Le Noshaq, un sommet mythique effacé des mémoires par la guerre

Le Noshaq - Nowshak pour les anglo-saxons, est, à 7.492 mètres, le point culminant de l’Afghanistan. Son nom est prononcé « Nowchar » par les Afghans (ce qui signifie « neuf vallées » en Dari).  Il est situé sur la frontière afghano-pakistanaise, dans le massif de l’Hindu Kush, au nord-est du pays, près de l’entrée du corridor du Wakhan. C’est le second sommet du massif de l’Hindu Kush après le Tirich Mir situé au Pakistan. L’Hindu Kush est le massif le plus occidental de la chaîne himalayenne.

Invisible depuis le corridor du Wakhan, le Noshaq se cache au fond d’une large vallée. Si les sommets de 6.000 m qui l’entourent sont raides, aériens et élégants, le Noshaq écrase tout de son incroyable masse. Son versant sud est une immense face glaciaire inclinée à 40 ° ; son versant ouest un infâme océan de roche douteuse. Entre les deux, l’arête ouest s’élève sur des kilomètres et près de 3.000 m de dénivelée. C’est la voie normale.

La première ascension fut réalisée en 1960 par une expédition japonaise (Toshiaki Sakai et Goro Iwatsubo), par l’arête sud. Une demi-douzaine d’autres voies ont été ouvertes entre 1963 et 1978, toutes depuis l’Afghanistan. La première ascension hivernale fut accomplie par les Polonais Tadeusz Piotrowski et Andrzej Zawada en 1973, par des températures de -40°. C’était la première ascension hivernale d’un sommet de plus de 7.000m ! Le versant pakistanais reste vierge.

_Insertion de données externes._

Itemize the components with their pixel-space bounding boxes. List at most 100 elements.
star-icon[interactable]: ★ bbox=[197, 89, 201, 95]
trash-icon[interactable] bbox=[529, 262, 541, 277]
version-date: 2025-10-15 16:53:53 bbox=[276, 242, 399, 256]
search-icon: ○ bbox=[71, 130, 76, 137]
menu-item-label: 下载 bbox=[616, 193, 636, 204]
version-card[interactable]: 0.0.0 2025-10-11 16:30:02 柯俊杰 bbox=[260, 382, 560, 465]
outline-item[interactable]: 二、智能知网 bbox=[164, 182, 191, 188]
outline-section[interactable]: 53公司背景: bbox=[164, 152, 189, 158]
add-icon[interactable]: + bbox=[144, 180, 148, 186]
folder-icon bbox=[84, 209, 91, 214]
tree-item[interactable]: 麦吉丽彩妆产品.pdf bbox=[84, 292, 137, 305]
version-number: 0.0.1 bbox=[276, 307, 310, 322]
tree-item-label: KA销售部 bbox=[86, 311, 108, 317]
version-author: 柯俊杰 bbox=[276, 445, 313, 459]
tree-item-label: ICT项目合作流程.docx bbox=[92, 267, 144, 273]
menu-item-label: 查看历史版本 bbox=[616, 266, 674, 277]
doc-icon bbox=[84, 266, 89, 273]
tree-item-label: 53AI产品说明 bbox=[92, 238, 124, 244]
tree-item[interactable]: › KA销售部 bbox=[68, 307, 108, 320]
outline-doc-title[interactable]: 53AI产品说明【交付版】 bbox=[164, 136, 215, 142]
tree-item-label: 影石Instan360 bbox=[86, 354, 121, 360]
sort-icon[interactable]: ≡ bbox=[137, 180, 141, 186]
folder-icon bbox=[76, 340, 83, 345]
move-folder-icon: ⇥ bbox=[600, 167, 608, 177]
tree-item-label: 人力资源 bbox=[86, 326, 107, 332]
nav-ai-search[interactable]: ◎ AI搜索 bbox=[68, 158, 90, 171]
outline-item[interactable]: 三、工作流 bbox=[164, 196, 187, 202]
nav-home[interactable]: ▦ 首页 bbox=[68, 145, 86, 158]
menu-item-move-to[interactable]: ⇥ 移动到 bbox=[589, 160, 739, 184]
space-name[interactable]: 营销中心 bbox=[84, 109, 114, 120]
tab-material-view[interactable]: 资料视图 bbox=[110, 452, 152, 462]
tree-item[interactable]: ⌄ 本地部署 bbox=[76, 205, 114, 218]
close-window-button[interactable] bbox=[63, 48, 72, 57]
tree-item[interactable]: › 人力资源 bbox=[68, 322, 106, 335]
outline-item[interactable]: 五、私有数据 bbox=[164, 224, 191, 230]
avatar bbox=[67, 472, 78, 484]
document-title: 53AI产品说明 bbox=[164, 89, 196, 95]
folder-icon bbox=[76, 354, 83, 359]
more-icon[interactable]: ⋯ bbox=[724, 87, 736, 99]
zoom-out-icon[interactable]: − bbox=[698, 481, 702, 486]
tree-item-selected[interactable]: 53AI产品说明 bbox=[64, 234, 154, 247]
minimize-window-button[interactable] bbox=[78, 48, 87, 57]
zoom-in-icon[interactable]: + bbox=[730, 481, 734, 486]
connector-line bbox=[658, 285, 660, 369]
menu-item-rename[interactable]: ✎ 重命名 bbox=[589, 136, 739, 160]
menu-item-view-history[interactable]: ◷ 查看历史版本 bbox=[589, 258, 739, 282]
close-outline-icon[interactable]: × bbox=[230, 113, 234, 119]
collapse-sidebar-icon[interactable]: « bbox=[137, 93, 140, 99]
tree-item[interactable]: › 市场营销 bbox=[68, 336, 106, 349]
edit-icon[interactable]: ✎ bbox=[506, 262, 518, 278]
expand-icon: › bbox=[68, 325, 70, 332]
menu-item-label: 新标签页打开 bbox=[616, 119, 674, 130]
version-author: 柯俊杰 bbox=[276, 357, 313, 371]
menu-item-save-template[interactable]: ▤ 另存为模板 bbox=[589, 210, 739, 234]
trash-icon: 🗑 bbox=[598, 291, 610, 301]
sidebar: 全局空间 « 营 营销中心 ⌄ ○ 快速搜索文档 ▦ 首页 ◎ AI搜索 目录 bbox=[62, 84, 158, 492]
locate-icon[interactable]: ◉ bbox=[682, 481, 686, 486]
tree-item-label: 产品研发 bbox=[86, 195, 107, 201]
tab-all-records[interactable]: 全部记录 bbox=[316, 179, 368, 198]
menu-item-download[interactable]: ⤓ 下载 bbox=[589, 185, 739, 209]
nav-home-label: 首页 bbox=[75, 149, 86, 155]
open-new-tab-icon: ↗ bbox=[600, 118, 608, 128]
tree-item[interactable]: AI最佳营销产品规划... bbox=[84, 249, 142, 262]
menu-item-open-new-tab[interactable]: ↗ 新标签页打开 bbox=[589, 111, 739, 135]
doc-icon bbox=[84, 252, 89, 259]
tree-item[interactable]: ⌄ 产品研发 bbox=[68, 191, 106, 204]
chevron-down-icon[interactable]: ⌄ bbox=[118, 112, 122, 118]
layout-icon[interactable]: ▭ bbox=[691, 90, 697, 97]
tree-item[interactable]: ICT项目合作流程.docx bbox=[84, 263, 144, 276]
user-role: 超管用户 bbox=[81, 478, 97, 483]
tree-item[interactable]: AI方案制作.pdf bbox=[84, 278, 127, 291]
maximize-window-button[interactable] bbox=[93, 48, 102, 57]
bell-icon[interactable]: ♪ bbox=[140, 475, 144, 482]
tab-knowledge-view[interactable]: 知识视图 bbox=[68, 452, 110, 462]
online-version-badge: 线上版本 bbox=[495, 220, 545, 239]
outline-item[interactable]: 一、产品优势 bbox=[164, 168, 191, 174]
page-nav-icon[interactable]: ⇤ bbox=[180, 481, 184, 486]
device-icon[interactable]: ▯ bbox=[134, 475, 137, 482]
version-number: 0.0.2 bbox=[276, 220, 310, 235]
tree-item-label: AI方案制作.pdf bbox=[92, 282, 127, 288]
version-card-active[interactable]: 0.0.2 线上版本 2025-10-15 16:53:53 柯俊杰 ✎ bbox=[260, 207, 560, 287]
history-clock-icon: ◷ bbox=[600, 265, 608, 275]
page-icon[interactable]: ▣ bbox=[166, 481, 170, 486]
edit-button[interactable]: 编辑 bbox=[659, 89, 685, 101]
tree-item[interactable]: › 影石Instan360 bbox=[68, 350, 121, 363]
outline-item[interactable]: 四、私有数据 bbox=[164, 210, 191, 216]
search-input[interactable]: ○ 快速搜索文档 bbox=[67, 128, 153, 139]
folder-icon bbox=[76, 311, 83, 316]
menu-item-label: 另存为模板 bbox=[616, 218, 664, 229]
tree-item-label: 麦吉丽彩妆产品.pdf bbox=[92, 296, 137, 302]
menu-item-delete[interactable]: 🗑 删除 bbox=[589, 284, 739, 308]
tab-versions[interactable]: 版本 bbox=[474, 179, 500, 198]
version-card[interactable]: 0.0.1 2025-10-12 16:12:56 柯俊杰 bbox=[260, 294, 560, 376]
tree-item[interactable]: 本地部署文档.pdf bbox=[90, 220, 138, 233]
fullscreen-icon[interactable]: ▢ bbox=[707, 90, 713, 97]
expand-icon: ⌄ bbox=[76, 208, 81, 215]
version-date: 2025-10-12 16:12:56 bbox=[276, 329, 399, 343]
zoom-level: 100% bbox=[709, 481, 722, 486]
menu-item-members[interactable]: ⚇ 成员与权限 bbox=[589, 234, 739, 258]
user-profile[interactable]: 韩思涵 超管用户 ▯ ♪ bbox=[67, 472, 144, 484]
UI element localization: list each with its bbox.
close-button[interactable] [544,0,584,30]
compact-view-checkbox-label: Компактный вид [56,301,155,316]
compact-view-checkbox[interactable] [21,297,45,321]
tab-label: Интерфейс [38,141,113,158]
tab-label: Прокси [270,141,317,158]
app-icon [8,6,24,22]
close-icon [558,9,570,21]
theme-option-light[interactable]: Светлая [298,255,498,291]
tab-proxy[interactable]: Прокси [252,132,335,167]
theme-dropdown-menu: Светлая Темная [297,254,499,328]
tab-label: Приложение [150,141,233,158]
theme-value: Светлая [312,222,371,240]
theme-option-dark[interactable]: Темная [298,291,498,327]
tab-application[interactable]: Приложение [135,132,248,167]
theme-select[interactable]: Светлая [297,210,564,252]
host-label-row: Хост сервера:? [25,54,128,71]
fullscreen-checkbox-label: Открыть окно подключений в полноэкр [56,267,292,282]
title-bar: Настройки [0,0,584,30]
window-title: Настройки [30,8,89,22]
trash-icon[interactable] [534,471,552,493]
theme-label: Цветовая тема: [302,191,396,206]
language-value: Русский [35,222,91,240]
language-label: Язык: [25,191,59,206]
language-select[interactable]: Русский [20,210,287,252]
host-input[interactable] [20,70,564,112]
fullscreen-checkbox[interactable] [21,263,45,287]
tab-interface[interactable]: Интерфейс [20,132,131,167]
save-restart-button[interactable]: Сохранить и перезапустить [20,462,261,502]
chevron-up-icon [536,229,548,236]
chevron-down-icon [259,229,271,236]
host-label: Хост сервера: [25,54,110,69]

Ce sommet, à l’extrémité occidentale de l’Himalaya, était très populaire parmi les alpinistes du monde entier dans les années 60 et 70. Il avait été totalement déserté depuis décembre 1979, date de l’entrée de l’Armée Rouge en Afghanistan, à laquelle a succédé près d’un quart de siècle de guerre dans ce pays. Après l’invasion soviétique, plus une seule expédition n’avait été organisée sur le sommet, jusqu’en 2003. Délaissé pendant 25 ans, le Noshaq n’est plus aussi facile qu’il l’était devenu à la fin des années 70, lorsque qu’un sentier confortable menait presque au sommet. Lindsay Griffin, rédacteur en chef du mensuel anglais High Magazine, avait été l’un des derniers Occidentaux à gravir le Noshaq avant 1979 : « La voie normale n’était qu’une simple marche jusqu’à 6.600 mètres, puis une marche plus raide à travers des rochers délités jusqu’au sommet ouest. (…) Si ce sommet avait été situé dans une région accessible, il serait sans doute devenu le 7.000 le plus populaire du monde pour les expéditions commerciales. »

Si des dizaines d’himalayistes ont réussi l’ascension de 1960 à nos jours, aucun Afghan n’a encore à ce jour atteint le sommet, une anomalie à laquelle l’expédition « Les Afghans au sommet » entend remédier !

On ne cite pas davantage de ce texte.